4.2.9.3 Configuration

Edit Mode Toolbar

In addition to the common edit mode controls, the Status History adds:

ControlDescription
Save as ImageDownload the current preview as a PNG image
Full ScreenExpand the editor preview to fill the browser window
Panel InsightsRun AI analysis on the current preview data

Graph Settings

Status History configuration panel

SettingDescription
TitleChart title
SubtitleSecondary title
Value MappingDefine how data values map to display colors and labels — see section below
Border WidthWidth of the borders between cells (slider)
Row HeightRelative height of each row (slider)
Column WidthWidth of each time-bucket column (slider)
Fill OpacityTransparency of the cell fill color, 0–1
Rotate LabelsRotation of X-axis time labels: -90°, -45°, 0°, 45°, or 90°
Label IntervalDisplay density of X-axis time labels: Auto, Small, Medium, Large

The time bucket size is controlled by the Sliding Window setting in the data configuration. For example, a 1-hour sliding window produces one column per hour.

Value Mapping

Value mappings translate raw data values into display text and cell colors. Click + Edit Value Mappings to open the mapping editor, which supports five condition types:

Edit Value Mappings dialog

Condition TypeDescription
ValueMatch a specific text or numeric value
RangeMatch a numeric range by specifying upper and lower bounds
RegexMatch a regular expression and replace the displayed text
Special ValueMatch special states such as null, NaN, boolean, or empty values
Other ValuesCatch-all rule that matches any value not covered by earlier rules

Each mapping rule can specify an optional Display Text and a Color. Rules are evaluated top-to-bottom; the first match wins.

4.2.9.4 Example Scenarios

Weekly alarm heatmap. Ten alarm signals are added as rows. A 1-hour sliding window produces 168 columns (one per hour over 7 days). Value mappings set 0 → gray and 1 → red. The resulting grid shows at a glance which devices were in alarm and at what hours throughout the week.
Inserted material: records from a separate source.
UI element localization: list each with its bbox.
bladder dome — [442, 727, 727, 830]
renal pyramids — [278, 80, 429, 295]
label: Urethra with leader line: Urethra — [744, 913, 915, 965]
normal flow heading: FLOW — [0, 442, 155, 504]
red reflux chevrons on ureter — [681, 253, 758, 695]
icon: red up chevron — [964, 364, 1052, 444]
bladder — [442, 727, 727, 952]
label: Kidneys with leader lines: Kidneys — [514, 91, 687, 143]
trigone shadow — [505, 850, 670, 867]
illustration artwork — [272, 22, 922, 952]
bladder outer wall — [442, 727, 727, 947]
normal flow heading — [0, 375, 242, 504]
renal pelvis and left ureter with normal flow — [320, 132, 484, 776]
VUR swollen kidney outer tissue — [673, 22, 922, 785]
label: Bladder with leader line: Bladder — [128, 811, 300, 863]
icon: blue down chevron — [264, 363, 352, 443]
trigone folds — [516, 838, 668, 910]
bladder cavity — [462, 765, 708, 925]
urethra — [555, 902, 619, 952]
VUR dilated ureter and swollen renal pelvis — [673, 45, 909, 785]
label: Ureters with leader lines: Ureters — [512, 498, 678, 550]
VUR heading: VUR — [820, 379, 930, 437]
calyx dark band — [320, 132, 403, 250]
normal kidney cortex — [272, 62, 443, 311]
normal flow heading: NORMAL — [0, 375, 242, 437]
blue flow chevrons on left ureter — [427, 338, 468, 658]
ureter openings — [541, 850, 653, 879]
Shift-by-shift operating mode review. An 8-hour sliding window across a month produces one column per shift. Each row represents a production line's operating mode. The operations manager can immediately see which shifts ran in the expected mode and which had unplanned stoppages.

Out-of-limit condition calendar. A quality engineer adds 12 process variables as rows with a 1-day sliding window. Value mappings color cells green (in-limit) or red (out-of-limit). The resulting calendar view highlights which days had quality issues across the process.